Ennesimo bagno mediatico ingiustificato o meritata escalation alle chart? Il self-titled dei The Drums prova a dare un verdetto su questo quesito, facendo chiarezza e decidendo se collocarli tra i fenomeni modaioli di durata piuttosto ridicola (un disco, al solito), coccolati da Pitchfork, NME e quant’altro, oppure se dargli dignità di fenomeno destinato a continuare.
Il prodotto è essenzialmente buono, anche se prodotto in una maniera piuttosto spoglia e quasi vintage. Punto a suo favore. L’aria che si respira è quella di un indie pop piuttosto party-oriented, dall’atmosfera gaia e ballabile, ma corredato della solita timbrica vocale iperdepressa come ogni band di questo tipo si diverte a riprodurre, e senza mancare della classica devozione al post-punk anni ’80 e ’90 diventato ormai irrinunciabile humus per ogni nuova band che si voglia (auto)definire indie. Il pezzo più celebre, “Let’s Go Surfing”, suona molto di Beach Boys reinterpretati dai Joy Division o dagli Interpol, e nonostante questo riesce ad essere un pezzo spensierato e vagamente adatto per un dj set post-concerto, di quelli che ormai si è soliti fare per tentare di convincere la gente a non abbandonare i locali uccidendo tutti con gli esageratissimi prezzi delle consumazioni. Lo stesso accade in “Book of Stories”, con i suoi arpeggi più fedeli al pop anni ’60, sempre di matrice britannica, però con un occhio di riguardo al surf e alle feste studentesche da telefilm. Sicuramente non brillano per inventiva od originalità, andandosi ad innestare in un canale già battuto e ribattuto da decine di band, come i validi ma comunque poco freschi We Have Band, anche se a volte interpretato in maniera decisamente ben studiata (ad esempio in “I’ll Never Drop My Sword”, con tutti i suoi connotati new wave che, comunque, alla lunga, stancano).

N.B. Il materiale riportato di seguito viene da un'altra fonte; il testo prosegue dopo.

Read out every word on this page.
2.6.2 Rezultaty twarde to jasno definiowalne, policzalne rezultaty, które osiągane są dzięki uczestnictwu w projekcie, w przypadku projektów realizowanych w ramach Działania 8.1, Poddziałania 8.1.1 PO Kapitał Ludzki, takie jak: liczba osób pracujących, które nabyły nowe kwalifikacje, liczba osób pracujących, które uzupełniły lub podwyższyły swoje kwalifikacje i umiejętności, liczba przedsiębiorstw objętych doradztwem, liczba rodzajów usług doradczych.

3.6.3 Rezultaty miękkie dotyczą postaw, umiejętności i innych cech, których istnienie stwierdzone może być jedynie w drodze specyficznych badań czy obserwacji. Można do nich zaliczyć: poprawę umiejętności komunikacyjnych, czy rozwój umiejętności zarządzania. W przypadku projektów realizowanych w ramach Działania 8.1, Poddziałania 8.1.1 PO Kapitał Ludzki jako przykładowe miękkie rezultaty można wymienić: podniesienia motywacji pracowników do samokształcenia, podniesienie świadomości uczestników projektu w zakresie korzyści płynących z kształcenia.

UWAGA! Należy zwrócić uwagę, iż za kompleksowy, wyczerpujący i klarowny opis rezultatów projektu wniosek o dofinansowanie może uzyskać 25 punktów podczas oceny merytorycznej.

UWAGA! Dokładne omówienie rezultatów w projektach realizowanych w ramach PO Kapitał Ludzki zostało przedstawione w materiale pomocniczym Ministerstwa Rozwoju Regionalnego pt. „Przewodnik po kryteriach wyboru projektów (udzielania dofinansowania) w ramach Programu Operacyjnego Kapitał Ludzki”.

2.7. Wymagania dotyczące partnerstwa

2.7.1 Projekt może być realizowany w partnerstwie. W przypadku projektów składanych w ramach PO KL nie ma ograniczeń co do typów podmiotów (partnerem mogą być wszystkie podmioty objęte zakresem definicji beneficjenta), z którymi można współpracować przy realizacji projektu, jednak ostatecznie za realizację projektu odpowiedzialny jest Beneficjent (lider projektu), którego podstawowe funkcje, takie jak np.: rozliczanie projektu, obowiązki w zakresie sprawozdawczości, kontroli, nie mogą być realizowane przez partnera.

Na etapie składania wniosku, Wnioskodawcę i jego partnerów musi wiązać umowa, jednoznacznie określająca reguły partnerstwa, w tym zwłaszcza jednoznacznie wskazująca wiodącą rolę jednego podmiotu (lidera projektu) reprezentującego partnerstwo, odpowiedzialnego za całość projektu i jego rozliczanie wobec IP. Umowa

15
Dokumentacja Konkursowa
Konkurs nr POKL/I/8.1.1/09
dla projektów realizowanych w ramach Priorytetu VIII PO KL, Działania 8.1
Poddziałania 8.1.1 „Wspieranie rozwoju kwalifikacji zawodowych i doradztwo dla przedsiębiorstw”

Un altro brano abbastanza danzereccio e, nel contesto disco, considerabile tra i migliori, è l’opener “Best Friend”, dove il cantato ricorda vagamente i primi successi dei The Smiths, ma senza esagerare. Per il resto i pezzi sono tutti molto simili a quelli già citati, o comunque fungono da filler per sopperire a questa mancanza di ispirazione che è comunque onnipresente e necessita di (palesi)diversivi.
Di per sé sarebbe riduttivo parlare di brutto disco, perché di canzoni “brutte” non ce ne sono. Il problema vero e proprio è l’assenza di un motivo per spenderci soldi o tempo, dopo che milioni di band hanno già fatto la loro parte per portare nelle nostre case questo genere in tutte le sue più improbabili declinazioni. Una produzione “antiquata” e un buon uso delle chitarre e degli strumenti del comparto ritmico risollevano l’andazzo del disco, giovando in particolar modo alla sua intrinseca volontà festaiola a volte spezzata dall’incuria dark e new wave, e sicuramente la sufficienza la merita, seppur con qualche riserva. Un disco interessante solo per i superfanatici dell’indie-qualunque e da evitare se non si vuole bestemmiare di fronte all’improponibile ripetersi di questi cliché. Sgraziati, banali, ma accettabili.